Public lands lose their conservation footing The BLM's 2024 Conservation and Landscape Health Rule was formally rescinded this week despite 98% opposition in public comment, just as AB 2494 advances in Sacramento to end the logging mandate on California's demonstration forests and hand co-management to tribes. The two moves point in opposite directions on the same question: what are public lands for?

Bears reassert themselves in the parks A fatal grizzly encounter in Glacier, two injured hikers in Yellowstone, and trail closures in the Great Smokies β€” all within days of Memorial Day weekend. Spring-hungry bears and reservationless crowds are colliding earlier than usual.

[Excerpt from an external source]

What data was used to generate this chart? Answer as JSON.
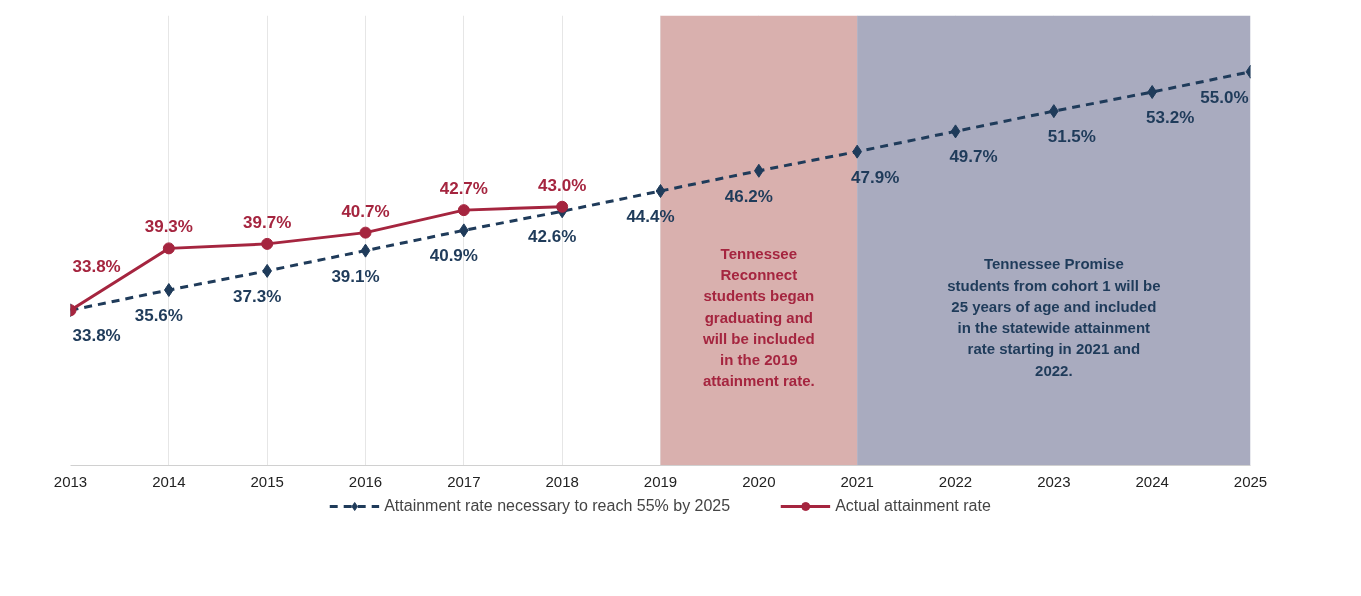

The dog as instrument β€” of medicine, policing, and rescue Camilla's Clarence House hosts cancer-detecting Labradors; Madison PD welcomes its first therapy dog; Pittsburgh adds rubble-search canines; 500 beagles leave a Wisconsin testing facility under settlement. Working dogs are quietly being recognized β€” institutionally and legally β€” as something more than tools.

What to Expect

2026-05-14 Trump–Xi summit concludes in Beijing; Inyo/Mono wildfire safety meeting with SCE; Quad foreign ministers convene in Delhi.
2026-05-15 Grand Canyon's North Rim reopens (no potable water on site); Tasting Australia continues across South Australia.
2026-05-21 Fresno City Council votes on the Vision Zero / red-light-camera package; AAA's projected Memorial Day road-trip surge begins.
2026-05-23 Brooklyn Botanic Garden opens 'Ancestral Ecologies' by Olalekan Jeyifous and AD–WO.
2026-05-27 Paso Robles Groundwater Authority votes on its first SGMA compliance fee; Nantucket Wine & Food Festival opens its 28th season.